What exactly does “banned forever” mean?
Step 1: Get an invite to a high dollar consultant’s CLE
From: Single Chick #1 [mailto:do.me@the dinnertable.com]
Sent: Monday, March 05, 2007 1:05 PM
To: mailing list of bastard lawyers
Subject: Seminar Confirmation — March 7, 2007
This is to confirm your attendance at our Dinner Seminar on Wednesday, March 7, 2007.
SPEAKER: Some wordy dude
TOPIC: “Causation in Economic Damages or some other shit you’ll probably sleep through”
PLACE: The RitzCarlton
TIME: Cocktails: 6:00 p.m. to 6:30 p.m.
Dinner Seminar: 6:30 p.m. to 8:30 p.m.
NOTE: One hour of general CLE credit is available. There is no attendance fee and complimentary parking will be provided.
Step 2: My Old Boss finds himself inexorably compelled by the phrase “There is no attendance fee” to invite his entire firm to dine in his regal presence.* (They can go back and work after the show, after all.) Even a law clerk is invited (only one – the other one needs to stay behind and reduce the secretaries’ workload by doing his own typing after hours.)

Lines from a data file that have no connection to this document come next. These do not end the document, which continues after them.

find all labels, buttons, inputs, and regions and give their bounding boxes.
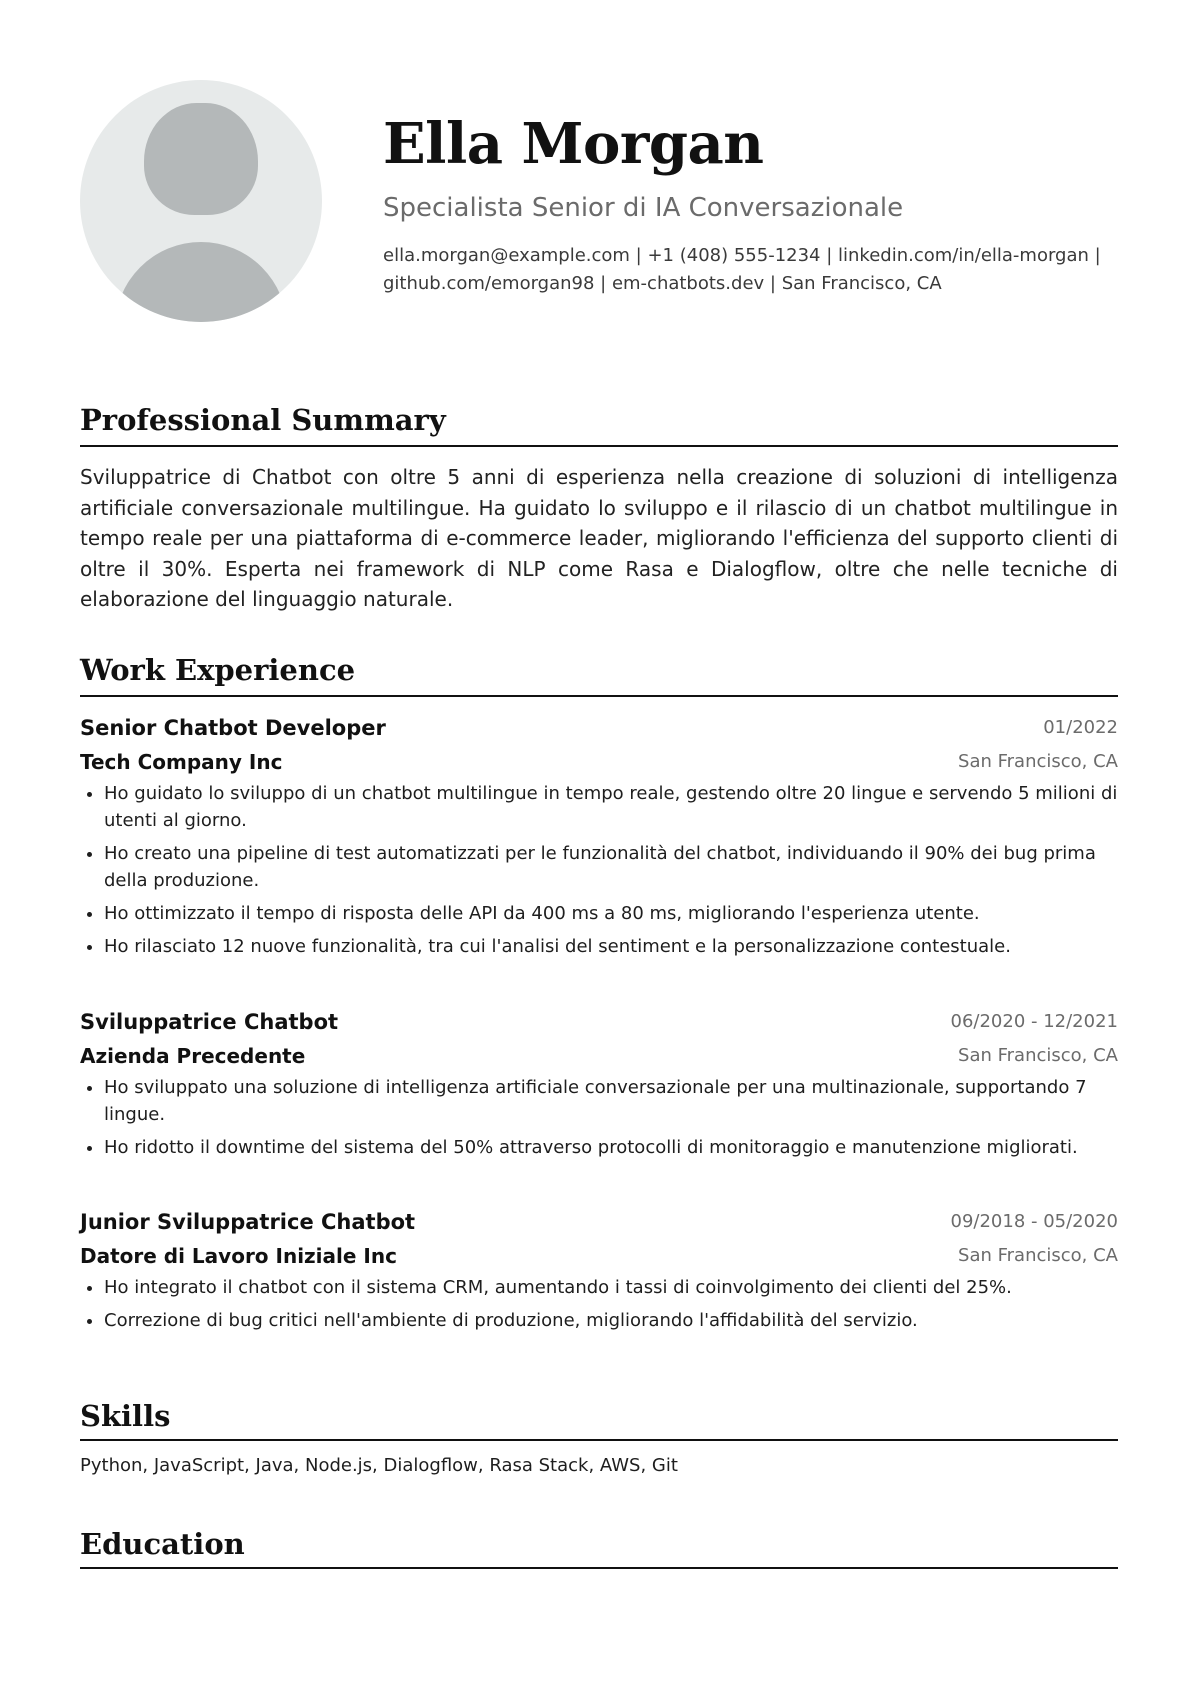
section-title-education: Education — [80, 1527, 245, 1561]
job-bullet: Ho creato una pipeline di test automatizzati per le funzionalità del chatbot, individuando il 90% dei bug prima della produzione. — [80, 840, 1118, 894]
job-header-row — [80, 1004, 1118, 1040]
job-entry — [80, 710, 1118, 966]
job-bullet-list — [80, 1274, 1118, 1334]
job-bullet: Ho ridotto il downtime del sistema del 50% attraverso protocolli di monitoraggio e manutenzione migliorati. — [80, 1134, 1118, 1161]
job-location: San Francisco, CA — [958, 1045, 1118, 1066]
job-date: 06/2020 - 12/2021 — [950, 1011, 1118, 1032]
candidate-name: Ella Morgan — [383, 111, 764, 177]
job-date: 01/2022 — [1043, 717, 1118, 738]
job-company: Tech Company Inc — [80, 750, 283, 774]
section-divider — [80, 1567, 1118, 1569]
skills-text: Python, JavaScript, Java, Node.js, Dialogflow, Rasa Stack, AWS, Git — [80, 1455, 678, 1476]
avatar-body-shape — [115, 242, 287, 322]
section-divider — [80, 1439, 1118, 1441]
job-company: Datore di Lavoro Iniziale Inc — [80, 1244, 397, 1268]
job-bullet-list — [80, 780, 1118, 960]
job-location: San Francisco, CA — [958, 751, 1118, 772]
candidate-headline: Specialista Senior di IA Conversazionale — [383, 193, 904, 223]
job-company-row — [80, 746, 1118, 778]
job-bullet-list — [80, 1074, 1118, 1161]
section-divider — [80, 695, 1118, 697]
section-divider — [80, 445, 1118, 447]
job-bullet: Ho rilasciato 12 nuove funzionalità, tra cui l'analisi del sentiment e la personalizzazione contestuale. — [80, 933, 1118, 960]
section-title-summary: Professional Summary — [80, 403, 446, 437]
job-bullet: Ho integrato il chatbot con il sistema CRM, aumentando i tassi di coinvolgimento dei clienti del 25%. — [80, 1274, 1118, 1301]
avatar-head-shape — [144, 103, 258, 215]
job-company: Azienda Precedente — [80, 1044, 306, 1068]
job-location: San Francisco, CA — [958, 1245, 1118, 1266]
job-entry — [80, 1204, 1118, 1340]
job-bullet: Correzione di bug critici nell'ambiente di produzione, migliorando l'affidabilità del servizio. — [80, 1307, 1118, 1334]
summary-text: Sviluppatrice di Chatbot con oltre 5 anni di esperienza nella creazione di soluzioni di intelligenza artificiale conversazionale multilingue. Ha guidato lo sviluppo e il rilascio di un chatbot multilingue in tempo reale per una piattaforma di e-commerce leader, migliorando l'efficienza del supporto clienti di oltre il 30%. Esperta nei framework di NLP come Rasa e Dialogflow, oltre che nelle tecniche di elaborazione del linguaggio naturale. — [80, 465, 1118, 611]
section-title-skills: Skills — [80, 1399, 171, 1433]
job-date: 09/2018 - 05/2020 — [950, 1211, 1118, 1232]
section-title-experience: Work Experience — [80, 653, 356, 687]
job-header-row — [80, 710, 1118, 746]
job-title: Junior Sviluppatrice Chatbot — [80, 1210, 416, 1234]
job-header-row — [80, 1204, 1118, 1240]
job-bullet: Ho sviluppato una soluzione di intelligenza artificiale conversazionale per una multinazionale, supportando 7 lingue. — [80, 1074, 1118, 1128]
job-company-row — [80, 1040, 1118, 1072]
avatar-placeholder-icon — [80, 80, 322, 322]
job-bullet: Ho ottimizzato il tempo di risposta delle API da 400 ms a 80 ms, migliorando l'esperienza utente. — [80, 900, 1118, 927]
contact-info: ella.morgan@example.com | +1 (408) 555-1234 | linkedin.com/in/ella-morgan | github.com/emorgan98 | em-chatbots.dev | San Francisco, CA — [383, 245, 1101, 294]
job-bullet: Ho guidato lo sviluppo di un chatbot multilingue in tempo reale, gestendo oltre 20 lingue e servendo 5 milioni di utenti al giorno. — [80, 780, 1118, 834]
job-entry — [80, 1004, 1118, 1167]
job-title: Sviluppatrice Chatbot — [80, 1010, 339, 1034]
job-title: Senior Chatbot Developer — [80, 716, 386, 740]
job-company-row — [80, 1240, 1118, 1272]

Step 3: open bar reception.
M.O.B.: None for you, Olivier, unless you have finished writing your list of 175 things to do tomorrow to justify your existence to me.
M.O.B.: mmmm, cocktails.
Jack: Look. M.O.B.’s here.
*finds beer guy*
Me: mmm beer
Re: To do 3.7.07
Avoid former employees who loathe you as you loathe them.
[Revise and edit office memo 0.3]
Step 4: M.O.B. sits with his scion at the imperial potentates table. Lesser mortals from M.O.B.’s firm attempt to sit at my table, but are whisked away by scion to a table more befitting their intermediate caste. CLE hotties join Jack and me. Karma continues to shine on me a little.
Karma: No cooch for you!
Me: Mmmm, eye candy.
M.O.B.: Mmmm, sea bass. Why yes, I’ll have a refill of the wine.
Me: Mmmm, wine.
Step 5: open bar reopens.
M.O.B.: Mmmm, scotch.
M.O.B.’s minions scurry back to the Esplanade to overbill a couple more hours
Me: *talks to everyone left except M.O.B.* Mmmm, beer.

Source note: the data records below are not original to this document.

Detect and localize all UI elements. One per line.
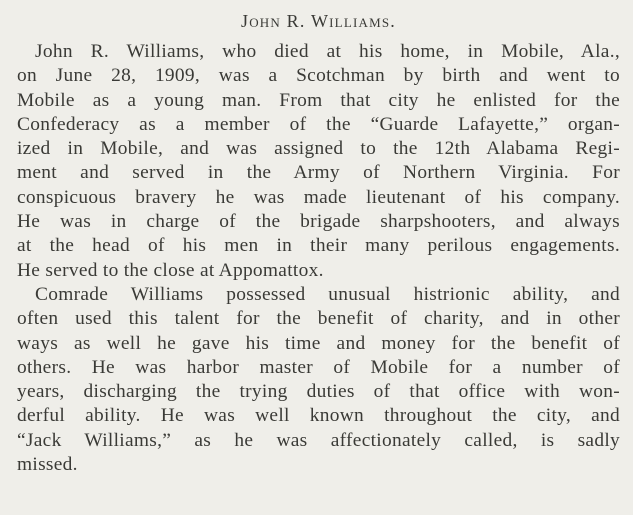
text-line: ized in Mobile, and was assigned to the 12th Alabama Regi- (17, 138, 620, 160)
text-line: derful ability. He was well known throughout the city, and (17, 405, 620, 427)
text-line: on June 28, 1909, was a Scotchman by birth and went to (17, 65, 620, 87)
text-line: “Jack Williams,” as he was affectionately called, is sadly (17, 429, 620, 451)
article-title: John R. Williams. (241, 11, 396, 31)
text-line: often used this talent for the benefit of charity, and in other (17, 308, 620, 330)
text-line: at the head of his men in their many perilous engagements. (17, 235, 620, 257)
text-line: missed. (17, 454, 78, 476)
text-line: John R. Williams, who died at his home, in Mobile, Ala., (35, 41, 620, 62)
text-line: others. He was harbor master of Mobile for a number of (17, 356, 620, 378)
text-line: ways as well he gave his time and money for the benefit of (17, 332, 620, 354)
paragraph-1 (17, 40, 620, 283)
text-line: Comrade Williams possessed unusual histrionic ability, and (35, 283, 620, 305)
text-line: conspicuous bravery he was made lieutenant of his company. (17, 186, 620, 208)
text-line: Mobile as a young man. From that city he enlisted for the (17, 89, 620, 111)
text-line: Confederacy as a member of the “Guarde Lafayette,” organ- (17, 113, 620, 135)
text-line: He was in charge of the brigade sharpshooters, and always (17, 211, 620, 233)
paragraph-2 (17, 283, 620, 477)
text-line: He served to the close at Appomattox. (17, 259, 324, 281)
text-line: ment and served in the Army of Northern Virginia. For (17, 162, 620, 184)
text-line: years, discharging the trying duties of that office with won- (17, 381, 620, 403)
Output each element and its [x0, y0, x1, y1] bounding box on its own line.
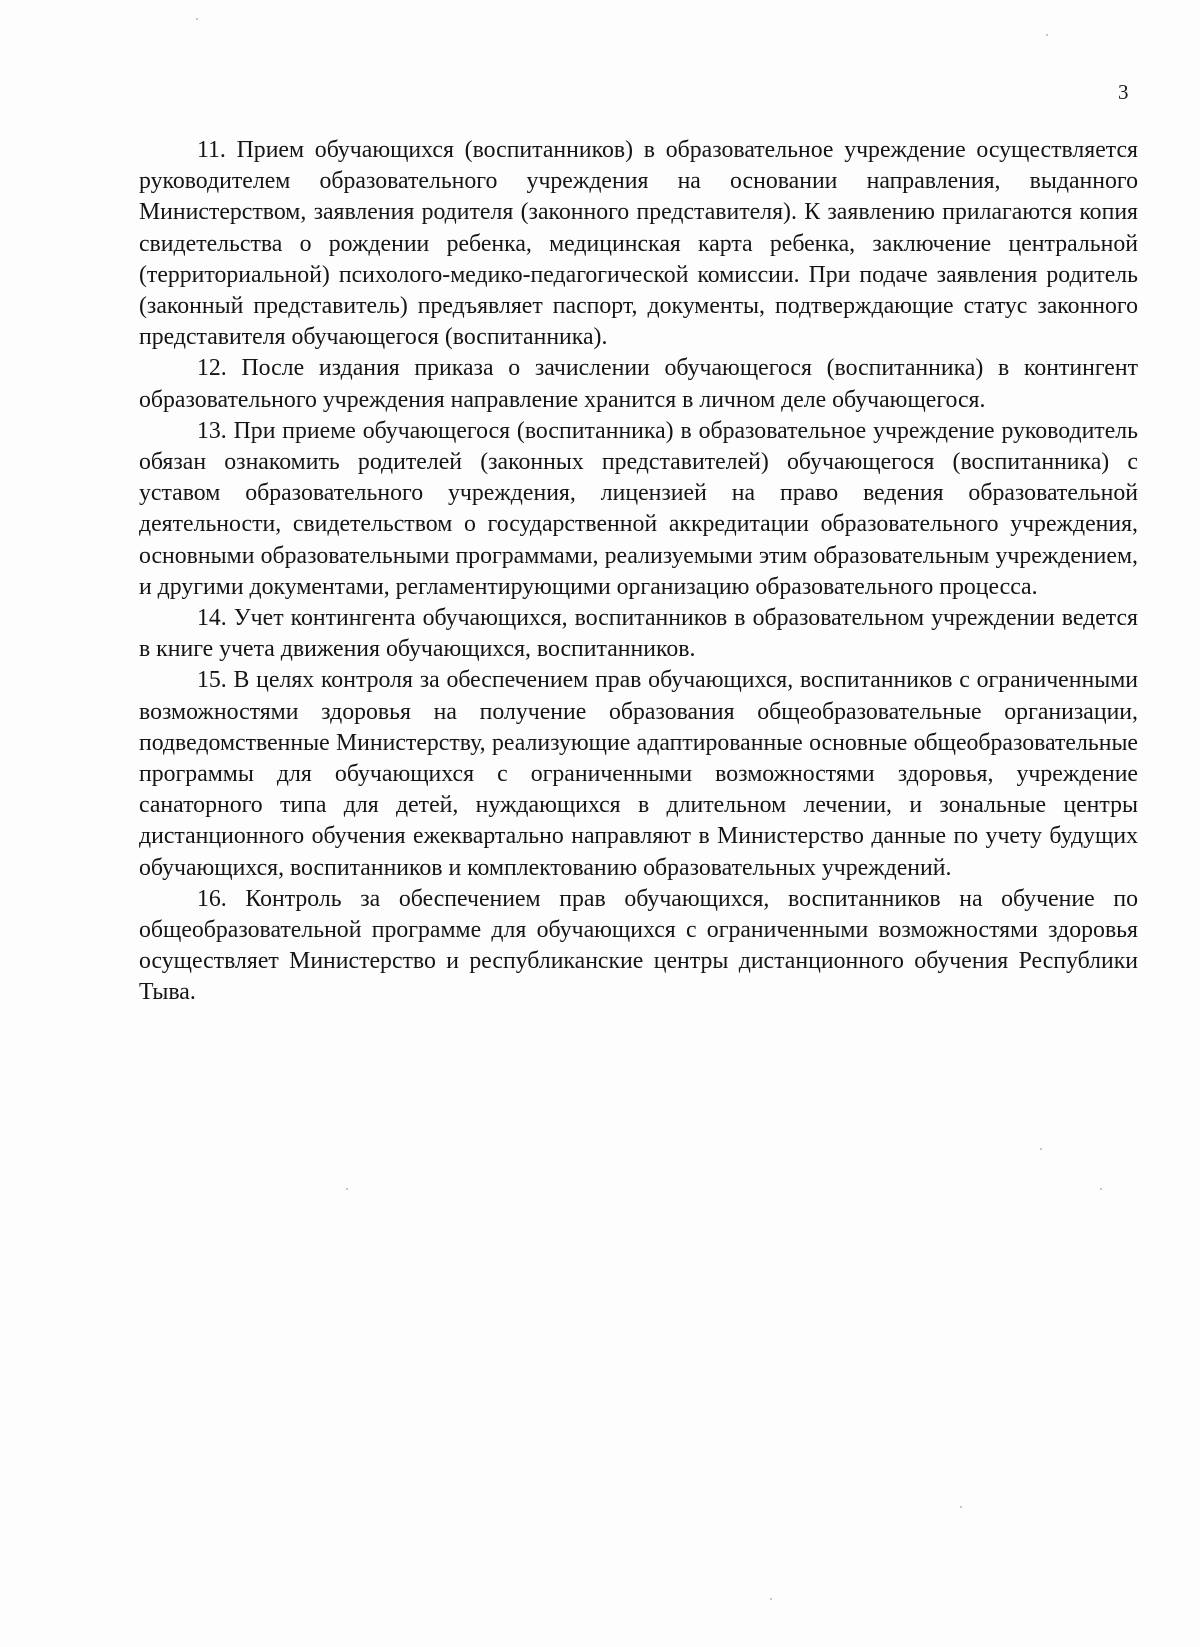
- paragraph-14: 14. Учет контингента обучающихся, воспитанников в образовательном учреждении ведется в книге учета движения обучающихся, воспитанников.: [139, 605, 1138, 663]
- scan-speck: [770, 1598, 772, 1600]
- paragraph-12: 12. После издания приказа о зачислении обучающегося (воспитанника) в контингент образовательного учреждения направление хранится в личном деле обучающегося.: [139, 355, 1138, 413]
- scan-speck: [1040, 1148, 1042, 1150]
- scan-speck: [1046, 34, 1048, 36]
- paragraph-15: 15. В целях контроля за обеспечением прав обучающихся, воспитанников с ограниченными возможностями здоровья на получение образования общеобразовательные организации, подведомственные Министерству, реализующие адаптированные основные общеобразовательные программы для обучающихся с ограниченными возможностями здоровья, учреждение санаторного типа для детей, нуждающихся в длительном лечении, и зональные центры дистанционного обучения ежеквартально направляют в Министерство данные по учету будущих обучающихся, воспитанников и комплектованию образовательных учреждений.: [139, 667, 1138, 881]
- document-body: [139, 135, 1138, 1009]
- scan-speck: [346, 1188, 348, 1190]
- scan-speck: [1100, 1188, 1102, 1190]
- page-number: 3: [1118, 80, 1129, 104]
- scan-speck: [960, 1506, 962, 1508]
- paragraph-16: 16. Контроль за обеспечением прав обучающихся, воспитанников на обучение по общеобразовательной программе для обучающихся с ограниченными возможностями здоровья осуществляет Министерство и республиканские центры дистанционного обучения Республики Тыва.: [139, 885, 1138, 1006]
- scan-speck: [196, 18, 198, 20]
- paragraph-11: 11. Прием обучающихся (воспитанников) в образовательное учреждение осуществляется руководителем образовательного учреждения на основании направления, выданного Министерством, заявления родителя (законного представителя). К заявлению прилагаются копия свидетельства о рождении ребенка, медицинская карта ребенка, заключение центральной (территориальной) психолого-медико-педагогической комиссии. При подаче заявления родитель (законный представитель) предъявляет паспорт, документы, подтверждающие статус законного представителя обучающегося (воспитанника).: [139, 137, 1138, 351]
- paragraph-13: 13. При приеме обучающегося (воспитанника) в образовательное учреждение руководитель обязан ознакомить родителей (законных представителей) обучающегося (воспитанника) с уставом образовательного учреждения, лицензией на право ведения образовательной деятельности, свидетельством о государственной аккредитации образовательного учреждения, основными образовательными программами, реализуемыми этим образовательным учреждением, и другими документами, регламентирующими организацию образовательного процесса.: [139, 417, 1138, 600]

I even had a nice chat with scion and said good bye about 12 times.
Step 6: my notes are unclear, although some unknown amount of hitting on the seminar babes, drunk calling someone local, and reconnaissance of the bar in hotel ensued.
Me: Mmmm, beer.
Me (inner monologue): Mmmm, hotel babes. They are “working it” in more ways than one.
Karma: Because they’re hookers. Where’s your wallet, party boy?
Hookers: “We’re not ‘hookers,’ we’re ‘escorts'”
Me: *furtively searches for cash*
Step 8: there are two bars.
Me: Mmmm, beer.
M.O.B.and scion are just leaving the other one.
Me: Scion! Buddy! How you doin’? M.O.B., you motherfu —
M.O.B.(on autopilot): —How are you? Good to see you! How about those women? That one is – Which one do you like?
Scion hurriedly shuffles M.O.B. off to waiting car, before the awfulness of recognizing me happens.
Step 9: M.O.B. is gone. Chicks are gone. The bar is still here. I am somehow able to adapt.
Me: Mmmm, beer.
Ritz Carlton: WTF? Sir. Seriously. Please drag your drunken ass out of our fountain. No. Sir, you CANNOT sleep on the hood of that Bentley. Yes, sir, it probably is warm like that one chick’s… Sir, we have an irrigation system to take care of that…
Step 10: Arrange booty call. Sheriff Joe ensues. Or pursues. Or whatever.